Summer still has a steal on autumn as warm and cloudless days light up a season best known for woollen jumpers and umbrellas.
And despite some light showery periods predicted, the next fortnight, including the normally chilly Anzac long weekend, will continue to bask in settled mild weather that will have people extending their summer swimming season.
But if it was particularly chilly when you woke up this morning, that was because temperatures in Auckland were due to hit the first single-digit reading - 9C - of the year.
Takapuna Beach Holiday Park temporary manager Dave Hill said everyone was wandering round the beach with big grins on their faces.
"Everyone is absolutely besotted with it. I've never seen more people look more cheerful."
Mr Hill said the holiday park was generally busy but he had started picking up more bookings for Anzac weekend.
Village SkyCity Cinemas chief executive Joe Moodabe said the weather was not doing his business any favours.

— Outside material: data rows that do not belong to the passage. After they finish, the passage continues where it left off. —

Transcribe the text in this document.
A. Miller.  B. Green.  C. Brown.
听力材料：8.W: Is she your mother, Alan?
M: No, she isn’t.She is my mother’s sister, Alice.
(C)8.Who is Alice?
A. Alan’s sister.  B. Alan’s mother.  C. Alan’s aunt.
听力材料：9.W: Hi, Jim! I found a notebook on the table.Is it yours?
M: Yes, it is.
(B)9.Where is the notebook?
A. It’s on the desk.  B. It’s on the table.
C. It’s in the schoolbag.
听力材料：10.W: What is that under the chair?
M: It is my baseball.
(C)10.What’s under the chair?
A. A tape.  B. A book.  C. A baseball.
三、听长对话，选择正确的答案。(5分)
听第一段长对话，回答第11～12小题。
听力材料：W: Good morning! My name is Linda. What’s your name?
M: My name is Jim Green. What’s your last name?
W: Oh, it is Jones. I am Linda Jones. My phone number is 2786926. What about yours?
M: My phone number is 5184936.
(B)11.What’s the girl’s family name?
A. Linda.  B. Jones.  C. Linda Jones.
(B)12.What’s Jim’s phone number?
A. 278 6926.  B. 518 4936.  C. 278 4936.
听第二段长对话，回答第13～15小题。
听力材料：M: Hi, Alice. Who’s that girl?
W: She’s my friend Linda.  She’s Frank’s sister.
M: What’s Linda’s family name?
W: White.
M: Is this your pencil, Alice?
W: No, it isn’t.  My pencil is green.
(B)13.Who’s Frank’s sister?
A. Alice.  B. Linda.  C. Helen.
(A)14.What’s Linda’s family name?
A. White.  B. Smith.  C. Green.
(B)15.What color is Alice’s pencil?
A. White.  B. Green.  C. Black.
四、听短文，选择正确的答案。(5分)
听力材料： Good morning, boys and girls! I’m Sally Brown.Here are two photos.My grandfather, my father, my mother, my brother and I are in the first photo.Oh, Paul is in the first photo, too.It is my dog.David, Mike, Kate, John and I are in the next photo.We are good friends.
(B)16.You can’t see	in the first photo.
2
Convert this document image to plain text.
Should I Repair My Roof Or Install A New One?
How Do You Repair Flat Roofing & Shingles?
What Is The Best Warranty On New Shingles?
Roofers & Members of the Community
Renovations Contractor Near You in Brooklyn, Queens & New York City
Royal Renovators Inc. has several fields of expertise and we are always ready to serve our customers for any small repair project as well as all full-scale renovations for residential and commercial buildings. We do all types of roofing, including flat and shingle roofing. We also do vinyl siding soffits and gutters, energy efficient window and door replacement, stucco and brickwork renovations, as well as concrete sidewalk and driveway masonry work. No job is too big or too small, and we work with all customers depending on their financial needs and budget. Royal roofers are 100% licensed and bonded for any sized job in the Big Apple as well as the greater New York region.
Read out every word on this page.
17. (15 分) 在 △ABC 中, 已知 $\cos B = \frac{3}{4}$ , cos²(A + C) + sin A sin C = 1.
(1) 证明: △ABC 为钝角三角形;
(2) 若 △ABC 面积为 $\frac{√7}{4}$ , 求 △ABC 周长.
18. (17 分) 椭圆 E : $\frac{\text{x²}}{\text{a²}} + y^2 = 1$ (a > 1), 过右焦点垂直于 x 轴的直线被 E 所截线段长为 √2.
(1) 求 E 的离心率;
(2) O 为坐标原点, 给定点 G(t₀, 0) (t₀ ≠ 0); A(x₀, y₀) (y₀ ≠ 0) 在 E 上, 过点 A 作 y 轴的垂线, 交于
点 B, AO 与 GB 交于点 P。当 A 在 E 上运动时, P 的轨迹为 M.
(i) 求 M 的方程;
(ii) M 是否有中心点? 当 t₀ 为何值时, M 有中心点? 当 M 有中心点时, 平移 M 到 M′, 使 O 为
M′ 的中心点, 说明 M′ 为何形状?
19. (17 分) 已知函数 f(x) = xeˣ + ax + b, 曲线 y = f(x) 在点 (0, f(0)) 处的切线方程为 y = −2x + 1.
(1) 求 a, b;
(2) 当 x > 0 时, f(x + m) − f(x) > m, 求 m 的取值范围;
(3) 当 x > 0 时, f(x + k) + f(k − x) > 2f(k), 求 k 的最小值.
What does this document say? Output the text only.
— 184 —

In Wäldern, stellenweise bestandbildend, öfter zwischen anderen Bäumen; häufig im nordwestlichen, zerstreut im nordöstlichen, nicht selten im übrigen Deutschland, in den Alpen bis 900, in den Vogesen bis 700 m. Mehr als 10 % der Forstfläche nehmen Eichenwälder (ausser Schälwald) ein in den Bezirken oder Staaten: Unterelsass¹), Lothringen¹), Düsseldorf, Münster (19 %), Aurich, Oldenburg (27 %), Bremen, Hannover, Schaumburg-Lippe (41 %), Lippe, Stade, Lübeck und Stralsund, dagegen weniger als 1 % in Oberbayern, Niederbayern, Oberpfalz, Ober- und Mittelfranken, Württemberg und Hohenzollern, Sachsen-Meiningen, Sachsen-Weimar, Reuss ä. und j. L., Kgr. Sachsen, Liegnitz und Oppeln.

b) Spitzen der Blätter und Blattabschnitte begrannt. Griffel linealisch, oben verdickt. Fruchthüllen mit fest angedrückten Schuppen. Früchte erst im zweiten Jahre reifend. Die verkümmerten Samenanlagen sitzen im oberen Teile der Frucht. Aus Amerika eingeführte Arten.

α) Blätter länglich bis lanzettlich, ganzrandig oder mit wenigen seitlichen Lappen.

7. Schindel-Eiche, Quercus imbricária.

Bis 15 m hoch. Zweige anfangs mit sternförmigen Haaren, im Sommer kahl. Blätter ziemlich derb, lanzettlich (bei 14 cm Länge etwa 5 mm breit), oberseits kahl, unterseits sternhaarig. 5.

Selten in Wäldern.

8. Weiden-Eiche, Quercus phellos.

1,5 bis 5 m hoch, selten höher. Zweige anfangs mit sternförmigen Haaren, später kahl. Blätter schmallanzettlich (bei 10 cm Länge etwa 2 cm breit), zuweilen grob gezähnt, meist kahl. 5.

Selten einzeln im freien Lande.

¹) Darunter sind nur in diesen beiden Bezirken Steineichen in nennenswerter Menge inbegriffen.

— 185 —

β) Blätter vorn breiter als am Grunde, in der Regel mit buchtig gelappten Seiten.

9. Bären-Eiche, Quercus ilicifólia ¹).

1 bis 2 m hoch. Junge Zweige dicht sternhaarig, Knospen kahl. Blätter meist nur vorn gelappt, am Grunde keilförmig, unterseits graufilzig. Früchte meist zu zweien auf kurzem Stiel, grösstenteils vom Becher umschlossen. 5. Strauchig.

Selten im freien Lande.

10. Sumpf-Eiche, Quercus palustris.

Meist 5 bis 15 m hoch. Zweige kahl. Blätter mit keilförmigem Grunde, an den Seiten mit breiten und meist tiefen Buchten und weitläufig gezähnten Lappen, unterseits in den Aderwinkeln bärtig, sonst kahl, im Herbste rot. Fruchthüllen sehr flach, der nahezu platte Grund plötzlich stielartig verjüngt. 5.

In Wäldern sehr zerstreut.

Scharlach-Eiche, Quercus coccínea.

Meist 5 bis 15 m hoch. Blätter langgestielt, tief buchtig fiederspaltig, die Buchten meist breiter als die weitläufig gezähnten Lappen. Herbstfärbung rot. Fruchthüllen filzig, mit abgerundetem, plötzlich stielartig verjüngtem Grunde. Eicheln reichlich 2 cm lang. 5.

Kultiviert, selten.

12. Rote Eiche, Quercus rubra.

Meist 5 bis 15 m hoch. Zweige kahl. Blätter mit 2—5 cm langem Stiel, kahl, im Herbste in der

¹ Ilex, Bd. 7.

"Initial trading for the first few days of the school holidays is not what we were budgeting for ... A couple of wet days might make it up again."
Pukekohe nurseryman Terry Hatch said it was the driest summer and autumn he could remember "going back 40 years".
"The place looks like a cemetery in places. We've lost a few really big trees," including two 100-year-old tawa, he said.
Mr Hatch and other nurseries were relying on mulch to get them through the dry weather but he had welcome advice for home gardeners trying to save wilting plants.
"You mustn't cut the grass in weather like this. Let the grass and the weeds grow - it will keep plants cooler."
Northland Federated Farmers spokesman Bill Guest said there had been no rain for nearly two months and much of the countryside on the west coast had dried out.
He said the problem was compounded by autumn calving, and rain was desperately needed within the next 10 days.
But on the positive side, kumara growers were having one of their best seasons.
Northland farmer Beth Dixon, whose husband Howard's family have farmed their 120ha beef farm near Kaitaia for four generations, said a spring that had been dry only once before for a few days had now been without water for two months.
"It's been three years since we had a decent drenching right down to the water table, but we're doing all right because we can feed out," she said.
Neighbours were also supplementing with feed as pasture became "crisper and crisper".